Durante un largo instante pensó en no hacer nada, en no decirle a nadie su nombre, en no salir, en no abrir la puerta. En fingir que ya estaban todos muertos, como sin duda ocurriría si, de una vez por todas, no ponían remedio a aquella historia. Lo pensó durante un instante.

Luego suspiró y se levantó. Cogió el chal, se lo colocó sobre la cabeza y se envolvió en él. Se miró fugazmente en el espejo colgado en la pared, el único lujo que tenían en el cuarto de seis metros de lado que era su casa, y se asustó al ver el reflejo de aquella mujer vieja y pálida.
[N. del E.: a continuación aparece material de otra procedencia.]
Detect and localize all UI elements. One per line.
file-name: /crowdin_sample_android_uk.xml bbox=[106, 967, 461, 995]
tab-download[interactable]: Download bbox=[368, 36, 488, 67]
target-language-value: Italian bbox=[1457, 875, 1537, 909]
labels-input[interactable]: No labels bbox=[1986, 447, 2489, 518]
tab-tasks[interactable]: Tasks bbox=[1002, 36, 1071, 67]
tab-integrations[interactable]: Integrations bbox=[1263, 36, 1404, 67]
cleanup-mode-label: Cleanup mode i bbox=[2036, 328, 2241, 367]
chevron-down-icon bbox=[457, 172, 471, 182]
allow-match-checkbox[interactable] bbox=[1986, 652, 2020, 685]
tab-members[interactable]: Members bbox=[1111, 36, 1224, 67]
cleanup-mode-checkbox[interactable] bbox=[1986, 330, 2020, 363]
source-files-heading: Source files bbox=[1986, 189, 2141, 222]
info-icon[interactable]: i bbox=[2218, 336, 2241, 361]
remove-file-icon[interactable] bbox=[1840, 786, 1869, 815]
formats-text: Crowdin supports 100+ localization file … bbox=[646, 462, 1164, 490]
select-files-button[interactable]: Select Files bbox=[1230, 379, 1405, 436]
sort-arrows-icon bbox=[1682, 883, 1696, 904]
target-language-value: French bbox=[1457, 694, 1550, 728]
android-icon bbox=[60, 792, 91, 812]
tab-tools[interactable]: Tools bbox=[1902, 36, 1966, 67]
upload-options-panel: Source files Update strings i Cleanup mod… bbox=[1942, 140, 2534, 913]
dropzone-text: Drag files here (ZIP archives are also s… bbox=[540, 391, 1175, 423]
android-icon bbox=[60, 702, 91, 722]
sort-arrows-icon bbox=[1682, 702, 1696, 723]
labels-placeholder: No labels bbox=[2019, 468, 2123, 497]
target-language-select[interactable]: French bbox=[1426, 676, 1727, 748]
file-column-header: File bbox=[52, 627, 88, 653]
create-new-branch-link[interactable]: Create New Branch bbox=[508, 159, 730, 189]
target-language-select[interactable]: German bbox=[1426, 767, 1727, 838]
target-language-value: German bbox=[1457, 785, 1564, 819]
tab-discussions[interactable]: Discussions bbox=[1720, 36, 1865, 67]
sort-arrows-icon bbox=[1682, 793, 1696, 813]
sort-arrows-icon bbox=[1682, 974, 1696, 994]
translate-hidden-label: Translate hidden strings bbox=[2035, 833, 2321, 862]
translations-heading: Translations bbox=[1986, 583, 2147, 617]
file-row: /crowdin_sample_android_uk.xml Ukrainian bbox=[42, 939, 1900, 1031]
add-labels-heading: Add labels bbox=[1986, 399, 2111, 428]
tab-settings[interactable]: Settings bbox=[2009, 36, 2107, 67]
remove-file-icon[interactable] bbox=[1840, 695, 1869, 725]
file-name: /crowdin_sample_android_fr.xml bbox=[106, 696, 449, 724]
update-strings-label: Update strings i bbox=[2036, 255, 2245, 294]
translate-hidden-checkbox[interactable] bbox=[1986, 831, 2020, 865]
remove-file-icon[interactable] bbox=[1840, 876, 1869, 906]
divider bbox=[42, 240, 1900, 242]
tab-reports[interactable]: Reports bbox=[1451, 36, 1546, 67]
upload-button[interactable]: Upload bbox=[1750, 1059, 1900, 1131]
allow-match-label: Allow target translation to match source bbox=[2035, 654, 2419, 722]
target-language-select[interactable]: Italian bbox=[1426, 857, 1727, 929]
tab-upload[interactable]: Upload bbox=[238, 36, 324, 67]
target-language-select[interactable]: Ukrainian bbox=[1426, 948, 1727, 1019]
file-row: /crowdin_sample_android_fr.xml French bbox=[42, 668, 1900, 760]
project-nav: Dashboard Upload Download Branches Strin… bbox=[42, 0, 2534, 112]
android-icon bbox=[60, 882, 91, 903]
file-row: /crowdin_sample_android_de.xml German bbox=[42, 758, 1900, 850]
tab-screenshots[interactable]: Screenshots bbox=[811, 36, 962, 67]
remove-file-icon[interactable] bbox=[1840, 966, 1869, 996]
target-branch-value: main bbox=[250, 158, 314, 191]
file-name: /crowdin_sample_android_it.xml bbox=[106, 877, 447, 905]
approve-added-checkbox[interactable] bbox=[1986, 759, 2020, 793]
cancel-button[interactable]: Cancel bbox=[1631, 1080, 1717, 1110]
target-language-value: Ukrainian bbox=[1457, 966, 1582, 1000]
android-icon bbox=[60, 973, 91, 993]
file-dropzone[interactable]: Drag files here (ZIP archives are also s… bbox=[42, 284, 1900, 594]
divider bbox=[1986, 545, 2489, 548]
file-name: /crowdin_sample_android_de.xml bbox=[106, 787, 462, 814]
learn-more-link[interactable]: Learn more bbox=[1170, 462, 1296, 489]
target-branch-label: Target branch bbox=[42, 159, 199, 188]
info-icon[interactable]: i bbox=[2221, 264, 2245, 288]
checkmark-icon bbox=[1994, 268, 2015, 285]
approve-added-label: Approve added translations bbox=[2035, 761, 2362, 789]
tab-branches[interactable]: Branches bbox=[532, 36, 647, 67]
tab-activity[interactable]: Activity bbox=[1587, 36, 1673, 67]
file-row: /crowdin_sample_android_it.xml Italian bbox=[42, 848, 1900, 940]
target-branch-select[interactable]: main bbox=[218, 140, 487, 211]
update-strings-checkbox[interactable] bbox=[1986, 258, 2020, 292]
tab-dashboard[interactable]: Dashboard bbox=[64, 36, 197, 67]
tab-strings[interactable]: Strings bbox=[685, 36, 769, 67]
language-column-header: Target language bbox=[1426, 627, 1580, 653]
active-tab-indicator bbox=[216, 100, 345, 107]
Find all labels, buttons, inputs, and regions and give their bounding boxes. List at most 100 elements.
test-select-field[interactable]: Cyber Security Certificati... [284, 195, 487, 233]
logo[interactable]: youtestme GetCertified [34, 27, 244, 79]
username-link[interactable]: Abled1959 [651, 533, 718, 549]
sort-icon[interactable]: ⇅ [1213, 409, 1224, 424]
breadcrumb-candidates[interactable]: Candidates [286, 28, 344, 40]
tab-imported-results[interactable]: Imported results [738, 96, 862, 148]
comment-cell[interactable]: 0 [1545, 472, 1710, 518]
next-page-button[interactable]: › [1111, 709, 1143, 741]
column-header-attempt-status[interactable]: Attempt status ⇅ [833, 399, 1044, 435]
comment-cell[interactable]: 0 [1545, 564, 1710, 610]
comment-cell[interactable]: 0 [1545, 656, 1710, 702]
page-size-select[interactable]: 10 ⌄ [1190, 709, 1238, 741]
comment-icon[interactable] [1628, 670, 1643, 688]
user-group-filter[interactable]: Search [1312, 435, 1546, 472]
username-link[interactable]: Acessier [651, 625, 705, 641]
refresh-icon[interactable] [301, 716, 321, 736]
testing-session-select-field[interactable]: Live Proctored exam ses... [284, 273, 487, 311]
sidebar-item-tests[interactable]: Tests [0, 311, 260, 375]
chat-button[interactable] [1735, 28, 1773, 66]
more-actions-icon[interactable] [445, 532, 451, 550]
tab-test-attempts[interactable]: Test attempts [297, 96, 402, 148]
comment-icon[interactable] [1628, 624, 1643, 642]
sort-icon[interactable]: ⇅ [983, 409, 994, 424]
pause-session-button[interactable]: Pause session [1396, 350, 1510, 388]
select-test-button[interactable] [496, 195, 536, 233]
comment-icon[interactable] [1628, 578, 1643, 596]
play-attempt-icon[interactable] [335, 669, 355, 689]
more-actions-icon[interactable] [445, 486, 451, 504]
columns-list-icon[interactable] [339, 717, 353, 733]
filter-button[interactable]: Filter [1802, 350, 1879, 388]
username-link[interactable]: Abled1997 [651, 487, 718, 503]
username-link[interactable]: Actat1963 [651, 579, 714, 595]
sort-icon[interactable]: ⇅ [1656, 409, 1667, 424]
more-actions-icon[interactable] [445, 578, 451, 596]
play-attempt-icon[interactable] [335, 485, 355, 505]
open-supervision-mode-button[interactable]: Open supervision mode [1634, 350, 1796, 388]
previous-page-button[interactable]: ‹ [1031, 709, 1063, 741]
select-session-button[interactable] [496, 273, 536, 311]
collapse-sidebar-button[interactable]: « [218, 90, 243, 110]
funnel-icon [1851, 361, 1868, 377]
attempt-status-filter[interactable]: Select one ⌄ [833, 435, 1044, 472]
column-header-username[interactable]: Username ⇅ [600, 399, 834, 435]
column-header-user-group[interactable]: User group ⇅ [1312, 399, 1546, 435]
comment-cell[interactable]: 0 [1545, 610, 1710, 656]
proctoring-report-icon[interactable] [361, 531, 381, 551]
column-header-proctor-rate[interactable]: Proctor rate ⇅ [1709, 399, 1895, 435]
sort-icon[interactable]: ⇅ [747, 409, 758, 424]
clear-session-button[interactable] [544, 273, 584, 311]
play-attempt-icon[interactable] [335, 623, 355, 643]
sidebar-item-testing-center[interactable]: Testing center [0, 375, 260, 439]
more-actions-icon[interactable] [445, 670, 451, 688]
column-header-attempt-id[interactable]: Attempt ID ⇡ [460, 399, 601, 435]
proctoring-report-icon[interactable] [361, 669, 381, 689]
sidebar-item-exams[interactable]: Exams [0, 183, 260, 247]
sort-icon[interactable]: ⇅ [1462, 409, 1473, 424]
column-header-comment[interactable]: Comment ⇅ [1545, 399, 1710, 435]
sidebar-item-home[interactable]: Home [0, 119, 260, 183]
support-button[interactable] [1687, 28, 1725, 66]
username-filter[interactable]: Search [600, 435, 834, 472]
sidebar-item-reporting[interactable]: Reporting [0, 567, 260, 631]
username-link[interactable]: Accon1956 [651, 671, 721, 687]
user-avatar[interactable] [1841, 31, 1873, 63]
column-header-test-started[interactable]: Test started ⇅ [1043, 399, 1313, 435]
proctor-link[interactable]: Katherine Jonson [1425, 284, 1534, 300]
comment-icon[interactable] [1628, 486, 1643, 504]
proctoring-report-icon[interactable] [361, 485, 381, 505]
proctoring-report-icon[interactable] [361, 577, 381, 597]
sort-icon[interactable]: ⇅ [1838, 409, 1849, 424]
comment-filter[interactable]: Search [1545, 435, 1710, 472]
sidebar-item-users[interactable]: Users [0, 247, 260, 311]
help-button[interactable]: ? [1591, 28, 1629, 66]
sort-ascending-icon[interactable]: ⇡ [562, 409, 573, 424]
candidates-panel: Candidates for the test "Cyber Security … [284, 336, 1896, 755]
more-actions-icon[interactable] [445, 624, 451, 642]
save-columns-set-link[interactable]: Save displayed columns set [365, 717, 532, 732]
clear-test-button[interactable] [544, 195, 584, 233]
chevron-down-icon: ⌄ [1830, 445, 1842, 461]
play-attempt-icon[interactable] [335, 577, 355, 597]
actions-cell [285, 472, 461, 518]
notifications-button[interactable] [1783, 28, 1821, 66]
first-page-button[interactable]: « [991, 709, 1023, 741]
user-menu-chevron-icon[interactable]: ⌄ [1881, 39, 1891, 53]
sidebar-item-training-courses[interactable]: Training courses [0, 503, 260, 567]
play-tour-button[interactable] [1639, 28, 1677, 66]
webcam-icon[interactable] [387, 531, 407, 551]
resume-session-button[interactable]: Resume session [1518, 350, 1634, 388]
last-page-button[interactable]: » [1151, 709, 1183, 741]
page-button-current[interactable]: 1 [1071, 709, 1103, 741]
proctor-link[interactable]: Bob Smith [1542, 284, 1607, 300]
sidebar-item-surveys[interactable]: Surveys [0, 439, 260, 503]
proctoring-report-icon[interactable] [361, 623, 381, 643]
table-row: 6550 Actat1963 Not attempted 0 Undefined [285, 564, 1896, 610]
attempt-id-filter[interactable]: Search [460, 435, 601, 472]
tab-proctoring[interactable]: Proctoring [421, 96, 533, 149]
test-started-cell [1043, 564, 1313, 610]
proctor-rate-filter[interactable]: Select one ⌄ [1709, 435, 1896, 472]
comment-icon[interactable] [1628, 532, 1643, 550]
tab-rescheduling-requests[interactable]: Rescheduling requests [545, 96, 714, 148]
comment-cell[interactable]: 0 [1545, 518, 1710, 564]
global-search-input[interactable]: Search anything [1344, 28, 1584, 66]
Paseó la mirada por el hogar apagado, el brasero peligrosamente próximo a la cama de Vincenzino, con la esperanza de preservarlo de la muerte que se cernía sobre él, el pequeño pesebre triste que Aristide había tallado y adornado con algas secas, para que también fuera Navidad para sus niños.

Lo observó todo con atención, no vio esperanza.

Y salió en medio del viento al encuentro de los policías.